Friday, January 14, 2011
Above the entrance to one of the bars at Anse Chastanet in St.Lucia is a memorable wood carving by Lawrence Deligny, whose work we purchased -- see Afro-Caribbean Mask from St.Lucia my post from earlier today. The images from the life of Samson in the Bible are vivid -- on our first visit to St.Lucia years ago, I watched a wood carver creating an image of Samson with dreadlocks, and he told me that allowing ones hair to grow -- as the Rastamen do -- was related to the Samson story. The bars and restaurants are decorated with many more carvings by Deligny and another artist who works in brightly painted wood.

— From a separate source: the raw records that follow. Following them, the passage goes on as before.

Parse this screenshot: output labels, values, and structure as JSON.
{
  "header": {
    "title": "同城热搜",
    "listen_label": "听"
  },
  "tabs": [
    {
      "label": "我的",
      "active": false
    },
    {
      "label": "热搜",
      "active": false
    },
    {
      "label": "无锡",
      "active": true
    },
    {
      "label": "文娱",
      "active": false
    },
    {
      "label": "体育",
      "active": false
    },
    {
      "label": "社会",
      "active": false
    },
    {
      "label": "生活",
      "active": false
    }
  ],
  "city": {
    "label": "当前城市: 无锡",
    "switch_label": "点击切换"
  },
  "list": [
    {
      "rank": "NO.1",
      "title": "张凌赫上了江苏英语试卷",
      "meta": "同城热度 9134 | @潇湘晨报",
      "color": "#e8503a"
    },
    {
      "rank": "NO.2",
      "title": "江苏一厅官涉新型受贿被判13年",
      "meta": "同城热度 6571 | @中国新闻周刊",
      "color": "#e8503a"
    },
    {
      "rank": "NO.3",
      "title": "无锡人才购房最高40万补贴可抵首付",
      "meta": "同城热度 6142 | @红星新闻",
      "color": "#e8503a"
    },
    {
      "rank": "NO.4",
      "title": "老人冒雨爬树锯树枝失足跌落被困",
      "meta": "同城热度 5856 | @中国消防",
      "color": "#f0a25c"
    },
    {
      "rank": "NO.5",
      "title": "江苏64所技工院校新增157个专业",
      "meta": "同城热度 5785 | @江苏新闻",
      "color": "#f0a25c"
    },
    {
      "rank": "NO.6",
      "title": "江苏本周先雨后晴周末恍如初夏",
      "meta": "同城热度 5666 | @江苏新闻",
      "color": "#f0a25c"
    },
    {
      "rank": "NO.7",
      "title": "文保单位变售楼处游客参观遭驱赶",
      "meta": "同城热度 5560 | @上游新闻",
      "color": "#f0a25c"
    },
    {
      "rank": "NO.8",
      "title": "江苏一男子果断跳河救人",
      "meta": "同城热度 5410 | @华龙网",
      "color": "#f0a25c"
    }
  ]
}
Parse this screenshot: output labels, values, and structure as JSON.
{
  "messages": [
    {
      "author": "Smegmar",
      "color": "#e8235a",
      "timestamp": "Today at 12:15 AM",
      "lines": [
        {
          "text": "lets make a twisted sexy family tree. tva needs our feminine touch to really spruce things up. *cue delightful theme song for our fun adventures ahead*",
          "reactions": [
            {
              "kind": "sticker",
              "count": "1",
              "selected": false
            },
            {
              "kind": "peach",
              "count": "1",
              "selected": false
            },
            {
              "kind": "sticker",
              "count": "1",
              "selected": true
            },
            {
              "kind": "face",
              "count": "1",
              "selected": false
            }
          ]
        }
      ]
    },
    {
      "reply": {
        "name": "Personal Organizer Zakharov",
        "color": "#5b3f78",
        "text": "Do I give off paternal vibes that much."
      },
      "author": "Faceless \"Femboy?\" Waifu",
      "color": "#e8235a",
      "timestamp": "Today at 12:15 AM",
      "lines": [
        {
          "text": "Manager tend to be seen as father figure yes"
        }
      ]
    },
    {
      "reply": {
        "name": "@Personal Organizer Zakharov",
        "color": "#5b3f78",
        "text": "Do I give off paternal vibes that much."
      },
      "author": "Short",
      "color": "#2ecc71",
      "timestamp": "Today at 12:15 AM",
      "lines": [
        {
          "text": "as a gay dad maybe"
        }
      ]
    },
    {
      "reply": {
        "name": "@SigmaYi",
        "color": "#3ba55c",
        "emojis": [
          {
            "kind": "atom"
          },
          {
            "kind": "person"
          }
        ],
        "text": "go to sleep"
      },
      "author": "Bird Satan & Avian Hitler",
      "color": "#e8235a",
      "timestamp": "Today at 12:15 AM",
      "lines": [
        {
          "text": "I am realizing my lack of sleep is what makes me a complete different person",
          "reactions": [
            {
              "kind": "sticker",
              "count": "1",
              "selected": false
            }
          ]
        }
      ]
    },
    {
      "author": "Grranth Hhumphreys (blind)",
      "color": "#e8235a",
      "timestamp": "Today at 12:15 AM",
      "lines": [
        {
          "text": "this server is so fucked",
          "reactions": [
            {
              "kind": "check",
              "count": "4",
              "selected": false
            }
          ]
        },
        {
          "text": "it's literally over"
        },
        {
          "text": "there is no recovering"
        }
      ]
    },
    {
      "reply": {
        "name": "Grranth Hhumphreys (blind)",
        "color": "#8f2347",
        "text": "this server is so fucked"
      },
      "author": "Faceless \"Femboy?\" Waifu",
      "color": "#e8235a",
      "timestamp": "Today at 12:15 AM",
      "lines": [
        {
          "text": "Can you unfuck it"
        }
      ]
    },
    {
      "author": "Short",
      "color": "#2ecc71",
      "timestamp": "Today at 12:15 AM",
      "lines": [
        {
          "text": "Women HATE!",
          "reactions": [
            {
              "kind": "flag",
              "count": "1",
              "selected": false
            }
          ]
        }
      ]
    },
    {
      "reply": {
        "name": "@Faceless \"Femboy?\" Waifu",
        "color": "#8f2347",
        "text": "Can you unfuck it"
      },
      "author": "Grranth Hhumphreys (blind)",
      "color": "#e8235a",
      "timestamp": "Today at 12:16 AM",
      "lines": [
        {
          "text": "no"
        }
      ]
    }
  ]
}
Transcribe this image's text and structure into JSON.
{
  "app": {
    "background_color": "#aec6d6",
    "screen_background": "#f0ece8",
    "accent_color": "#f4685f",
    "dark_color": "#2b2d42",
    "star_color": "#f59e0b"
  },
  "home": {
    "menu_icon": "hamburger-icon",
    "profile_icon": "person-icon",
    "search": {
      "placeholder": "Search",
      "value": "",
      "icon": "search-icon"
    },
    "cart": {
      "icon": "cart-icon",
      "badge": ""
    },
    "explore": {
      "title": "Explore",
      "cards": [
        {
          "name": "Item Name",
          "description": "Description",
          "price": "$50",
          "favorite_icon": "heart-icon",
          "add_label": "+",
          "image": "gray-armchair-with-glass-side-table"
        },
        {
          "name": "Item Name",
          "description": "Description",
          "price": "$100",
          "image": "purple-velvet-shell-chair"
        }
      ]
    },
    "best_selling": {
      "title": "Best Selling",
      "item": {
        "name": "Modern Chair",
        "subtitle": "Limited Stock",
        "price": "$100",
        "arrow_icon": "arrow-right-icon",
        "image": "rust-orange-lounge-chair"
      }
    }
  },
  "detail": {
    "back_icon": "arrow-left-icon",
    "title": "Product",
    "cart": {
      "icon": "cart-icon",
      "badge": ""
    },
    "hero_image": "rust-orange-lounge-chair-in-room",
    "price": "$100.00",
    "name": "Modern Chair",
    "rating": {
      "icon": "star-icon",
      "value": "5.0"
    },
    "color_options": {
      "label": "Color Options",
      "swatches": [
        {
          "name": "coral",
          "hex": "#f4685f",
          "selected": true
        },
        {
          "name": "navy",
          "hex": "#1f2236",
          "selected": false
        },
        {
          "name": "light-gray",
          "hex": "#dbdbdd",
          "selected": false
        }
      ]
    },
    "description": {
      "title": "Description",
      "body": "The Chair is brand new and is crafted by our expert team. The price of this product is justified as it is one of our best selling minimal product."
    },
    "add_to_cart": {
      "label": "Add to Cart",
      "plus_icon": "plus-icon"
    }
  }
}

This is the mask we brought back -- it's over 4 feet tall. We like the way it goes with our other African masks, which I wrote about here: About the New Masks and Our African Masks
The name of the artist is Lawrence Deligny, and other works of his are on display at Anse Chastenet where we stayed.
Monday, January 03, 2011
Saturday, January 01, 2011
One more memory from St.Lucia. While snorkeling off the Anse Chastanet beach, I noticed about 10 feet below me a snake eel with his head in a hole in a coral rock, and his body whipping slowly back and forth in the open.
I watched him for a while. Occasionally, a little cloud of sand would come from one side of the hole -- as if he were smoking. He would take his head out of the hole and shake it a bit. His head was a very odd shape, pretty snaky. I realized that he was pulling some type of food out of the hole, but I could never see what it was.
Eventually, my quarry moved through another hole in the big coral formation. I saw his head go in, leaving just his tail outside the hole, and then saw his head come out of a hole on the other side of the coral. He hunted in another crevasse for a while, the same way, sometimes catching a critter which he pulled out of the hole. Eventually he snaked away.
Len took the above photo on a dive at another reef, deeper; but it's the same species of eel. I could see his spots clearly, though the one I watched didn't seem as vividly colored. His spots were closer to white rather than yellow.